Receiving the human papillomavirus vaccine does not increase rates of sexually transmitted infections (STIs) in adolescent females. The vaccine, which can prevent cervical cancer in women, has had a low uptake, partly because of concerns about how it will affect adolescent sexual activity.
The findings, based on investigations by researchers at Harvard Medical School and the University of Sothern California, published today in JAMA Internal Medicine, suggest that the vaccine does not promote risky sexual behaviors among those who have received the vaccine.
"Since this is one of the few medications ever developed that can actually prevent cancer, it's good to be able to reassure parents, physicians and policymakers that the vaccine does not promote unsafe sexual practices among girls and young women," said Anupam Jena, assistant professor of health care policy at HMS, internist at Massachusetts General Hospital and faculty research fellow at the National Bureau of Economic Research.
In Australia, which has instituted a national policy of mandatory HPV vaccination, delivered for free through the schools, more than 80 percent of girls ages 14-16 have received at least one of the three recommended doses of the vaccine. In the U.S., the same-dosage rate for girls ages 13-17 is 57.3 percent.
Two HPV vaccines currently exist in the market. When the first HPV vaccine, Gardasil, was introduced in 2006, there was outcry among some parents, pediatricians and politicians in the U.S. that vaccinating young girls might increase their chances of engaging in risky sexual activity, either through introducing the idea of sexual activity at an early age through prevaccination counseling or through creating a mistaken idea that the vaccine protects against more than just HPV.
These concerns spurred political controversies that led some states to ban mandatory HPV vaccination.
In the study, 21,000 girls who were vaccinated were matched with 186,000 unvaccinated girls who were the same age, who had the same insurance plan and who lived in the same geographic region of the United States. Rates of STIs were measured quarterly for a year before and a year after vaccination.
In both the vaccinated and unvaccinated groups, STIs increased at the same pace as the girls grew older. The vaccinated girls did have slightly higher STI rates both before and after vaccination when compared with the unvaccinated group, perhaps because girls choosing to receive the vaccine were more likely to already be sexually active than those choosing not to be vaccinated. However, the rate of increase in sexually transmitted infections was identical between vaccinated and unvaccinated females, which suggests that the girls' sexual behaviors were not altered in the least by the vaccine. Any behaviors resulting in infections that did occur were independent of the vaccine.
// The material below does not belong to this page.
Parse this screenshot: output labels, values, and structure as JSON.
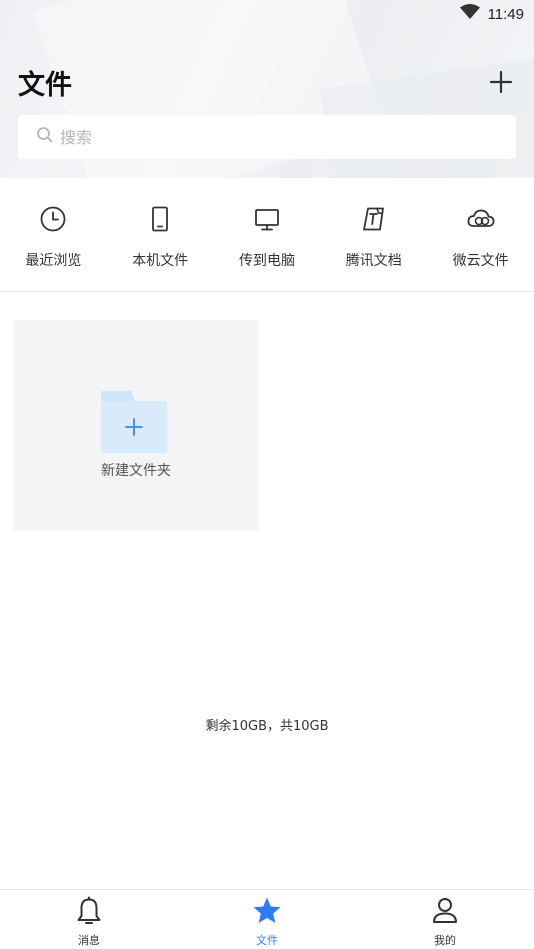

"If providing girls with the HPV vaccine caused an increase in risky sexual behavior, we would expect to have seen a steeper increase in STI rates in the quarters following administration of the vaccine. We found no such increase, causing us to conclude that there was no association between using the vaccine and unsafe sexual practices," said study co-author Seth Seabury, associate professor of research in the Department of Emergency Medicine at the Keck School of Medicine and a fellow in the Leonard D. Schaeffer Center for Health Policy and Economics at the University of Southern California.
Of the two HPV vaccines currently available, Ceravix and Gardasil, both prevent cervical cancer. Gardasil also protects against genital warts and anal cancer in both girls and boys and protects against vulvar cancer and vaginal cancer in girls. HPV vaccines offer the best protection to girls and boys before becoming sexually active with another person, according to the Centers for Disease Control and Prevention, which is why HPV vaccination is recommended for preteen girls and boys at age 11 or 12.